COMUNICAÇÃO
VOZES POP RUA – Após 35 anos em situação de rua, Luiz Gonzaga tornou-se cofundador do MNPR e passou a lutar pelos direitos dessa população
Um dos fundadores do MNPR na Bahia, Luiz Gonzaga é entrevistado nesta edição da série Vozes Pop Rua
As poucas palavras não escondem a experiência de quem viveu entre a população em situação de rua por 35 anos. O entrevistado da série Vozes Pop Rua desta semana é Luiz Gonzaga Alves de Jesus – que aos 61 anos descreve com orgulho sua história de vida e o quão importante ela é para o trabalho que realiza diariamente – de ajudar outras pessoas que vivem na mesma situação.
Luiz Gonzaga saiu de casa aos 13 anos, no interior da Bahia, mudou-se para São Paulo onde viveu em situação de rua. Após realizar um curso profissionalizante, de volta a Salvador, foi convidado para fundar o Movimento Nacional População em Situação de Rua no estado da Bahia – o MNPR e foi neste momento em que a sua vida ganhou um novo significado. Atualmente, Gonzaga busca viabilizar o acesso às políticas públicas para pessoas em situação de vulnerabilidade.
Você já teve vivência como pessoa em situação de rua. O que provocou isso?
Sim, já vivenciei. Na minha infância, eu me envolvi com álcool em meu ambiente familiar. Por isso, aos 13 anos de idade, saí de casa, no interior da Bahia, e fui para a cidade de São Paulo, onde passei a morar na rua.
Por quanto tempo você ficou na rua e quais foram as dificuldades enfrentadas?
Estive durante 35 anos em situação de rua. As dificuldades que enfrentei foram desde o início, onde tive que me virar desde criança nesse mundo novo para mim. Várias foram as dificuldades, entre elas: a fome, insegurança, preconceito, conflitos, medo e o distanciamento da família.
Você recebeu apoio de alguém ou de algum órgão público neste período? Que tipo de apoio encontrou?
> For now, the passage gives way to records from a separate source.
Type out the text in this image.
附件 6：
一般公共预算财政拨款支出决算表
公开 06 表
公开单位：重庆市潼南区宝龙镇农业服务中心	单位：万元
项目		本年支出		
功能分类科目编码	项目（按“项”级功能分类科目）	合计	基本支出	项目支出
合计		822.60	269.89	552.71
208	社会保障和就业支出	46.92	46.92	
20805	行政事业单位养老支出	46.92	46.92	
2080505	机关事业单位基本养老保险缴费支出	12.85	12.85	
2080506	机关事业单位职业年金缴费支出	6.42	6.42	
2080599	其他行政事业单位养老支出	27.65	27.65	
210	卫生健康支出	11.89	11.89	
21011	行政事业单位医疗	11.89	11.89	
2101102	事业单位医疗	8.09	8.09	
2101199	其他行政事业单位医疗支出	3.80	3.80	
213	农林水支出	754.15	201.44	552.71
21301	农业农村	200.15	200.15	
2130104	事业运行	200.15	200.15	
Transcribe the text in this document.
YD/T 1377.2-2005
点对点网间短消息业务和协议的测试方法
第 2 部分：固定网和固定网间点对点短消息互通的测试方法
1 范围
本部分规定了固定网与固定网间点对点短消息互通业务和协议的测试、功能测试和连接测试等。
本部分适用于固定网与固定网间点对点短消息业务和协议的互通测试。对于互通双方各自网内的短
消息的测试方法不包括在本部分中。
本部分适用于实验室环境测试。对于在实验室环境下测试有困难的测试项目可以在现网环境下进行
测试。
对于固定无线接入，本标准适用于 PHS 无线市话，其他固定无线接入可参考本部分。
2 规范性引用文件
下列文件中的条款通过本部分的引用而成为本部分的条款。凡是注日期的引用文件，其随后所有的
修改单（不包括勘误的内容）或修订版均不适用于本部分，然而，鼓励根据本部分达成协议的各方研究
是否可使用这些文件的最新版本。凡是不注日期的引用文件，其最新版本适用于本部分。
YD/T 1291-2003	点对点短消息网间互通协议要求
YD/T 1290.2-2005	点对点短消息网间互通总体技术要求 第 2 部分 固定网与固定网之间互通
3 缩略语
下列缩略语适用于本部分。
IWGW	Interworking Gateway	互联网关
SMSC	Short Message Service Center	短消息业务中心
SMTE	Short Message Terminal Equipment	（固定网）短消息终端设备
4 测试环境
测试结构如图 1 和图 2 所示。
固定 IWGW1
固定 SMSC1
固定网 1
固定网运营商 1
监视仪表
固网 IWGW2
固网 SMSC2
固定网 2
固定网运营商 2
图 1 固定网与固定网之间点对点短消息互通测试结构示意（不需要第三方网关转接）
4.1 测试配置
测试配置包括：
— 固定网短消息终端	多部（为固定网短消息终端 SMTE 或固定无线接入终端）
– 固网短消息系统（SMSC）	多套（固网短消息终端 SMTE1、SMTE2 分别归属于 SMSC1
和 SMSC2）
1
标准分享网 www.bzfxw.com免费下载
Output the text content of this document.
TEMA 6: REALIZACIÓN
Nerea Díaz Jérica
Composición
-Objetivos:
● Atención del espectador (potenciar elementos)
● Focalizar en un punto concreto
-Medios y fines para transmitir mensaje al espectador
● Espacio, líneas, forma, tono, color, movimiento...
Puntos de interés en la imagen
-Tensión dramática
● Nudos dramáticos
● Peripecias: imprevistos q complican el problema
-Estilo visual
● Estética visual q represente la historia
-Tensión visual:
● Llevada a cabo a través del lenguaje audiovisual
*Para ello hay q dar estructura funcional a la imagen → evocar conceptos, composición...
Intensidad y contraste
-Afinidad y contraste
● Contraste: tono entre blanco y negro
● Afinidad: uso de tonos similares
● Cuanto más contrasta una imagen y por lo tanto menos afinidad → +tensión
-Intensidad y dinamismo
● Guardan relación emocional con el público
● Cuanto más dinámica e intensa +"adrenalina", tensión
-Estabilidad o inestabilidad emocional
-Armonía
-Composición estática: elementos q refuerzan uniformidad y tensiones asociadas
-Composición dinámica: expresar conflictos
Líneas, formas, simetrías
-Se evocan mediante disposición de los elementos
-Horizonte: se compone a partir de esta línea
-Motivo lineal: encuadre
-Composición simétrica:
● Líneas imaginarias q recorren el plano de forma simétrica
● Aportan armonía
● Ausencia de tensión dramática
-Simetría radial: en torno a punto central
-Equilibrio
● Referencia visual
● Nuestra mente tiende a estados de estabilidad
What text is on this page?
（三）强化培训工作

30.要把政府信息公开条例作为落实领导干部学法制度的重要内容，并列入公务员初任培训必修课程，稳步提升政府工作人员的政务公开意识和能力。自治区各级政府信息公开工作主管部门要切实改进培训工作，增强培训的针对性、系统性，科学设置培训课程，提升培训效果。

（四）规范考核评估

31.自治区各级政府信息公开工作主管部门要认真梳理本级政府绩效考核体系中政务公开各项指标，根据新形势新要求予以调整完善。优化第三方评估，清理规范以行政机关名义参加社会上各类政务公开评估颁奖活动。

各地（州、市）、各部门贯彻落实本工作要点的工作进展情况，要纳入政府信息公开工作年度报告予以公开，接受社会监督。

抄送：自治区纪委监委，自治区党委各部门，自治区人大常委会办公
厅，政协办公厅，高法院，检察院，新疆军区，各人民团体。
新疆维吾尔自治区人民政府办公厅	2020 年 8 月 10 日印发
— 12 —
No início, não. Mas em certo tempo que estava em situação de rua, tive oportunidade de ser convidado para fazer um curso profissionalizante no SENAI, no bairro Bom Retiro, na cidade de São Paulo. Fiz um curso de pintor industrial. Ali, não somente aprendi uma profissão, mas pude trocar experiência de vida com outras pessoas.
Como você conseguiu sair da situação de rua?
Eu conseguir sair por meio do curso que fiz no SENAI. Saí de São Paulo e vim para Salvador, mas continuei morando na rua. Tinha uma barraca no Largo de Roma, foi ali onde conheci Maria Lúcia, que me perguntou se topava fundar um movimento de população de rua. Ela conseguiu para mim uma vaga de acolhimento na Igreja da Ordem Terceira da Santíssima Trindade.
Hoje, você desenvolve ou faz parte de alguma iniciativa voltada para ajudar pessoas que vivenciam a mesma experiência de não ter uma moradia? Caso sim, poderia contar mais sobre isso?
Eu, Luiz Gonzaga Alves de Jesus, junto com a falecida Maria Lúcia, fundamos o Movimento Nacional da População de Rua – MNPR no estado da Bahia. Fomos juntos à cidade de Cajamar, em São Paulo, e registramos esse movimento social no ano de 2010. O MNPR, no estado da Bahia, vem lutando para garantir o acesso às políticas públicas sociais voltadas às pessoas em situação de vulnerabilidade – nesse caso, às pessoas em situação de rua. Reivindicamos a saúde, moradia, emprego, renda, direitos de sermos vistos como cidadãos e o exercício da cidadania.
Quais têm sido os principais desafios enfrentados pela população de rua durante esse período de pandemia, em sua opinião?
Os principais desafios têm sido o acesso às informações, preconceito, acessar as políticas públicas sociais e suas garantias, receber acolhimento, alimentação, saúde e sofrer com a violência.
No seu caso, houve algum momento particular que foi mais difícil ou desafiador? Como essa questão foi solucionada, quais apoios você encontrou?
Sim. Eu construí uma família em situação de rua. A barraca em que eu morava com minha família pegou fogo e a minha primeira filha estava com três dias de nascida. A pessoa em situação de rua somente tem a sua questão solucionada quando o que lhe falta passa a ser garantido – no meu caso, por exemplo, a questão era uma moradia. Isso não foi adquirido em seguida. Sendo assim, eu tive que seguir em frente com a minha família e construir uma nova barraca. Quanto aos apoios encontrados, eles vieram de pessoas próximas, igrejas, acolhimento e, aqui na Bahia, pude receber ajuda na Igreja da Ordem Terceira da Santíssima Trindade e dos representantes da Pastoral de Rua.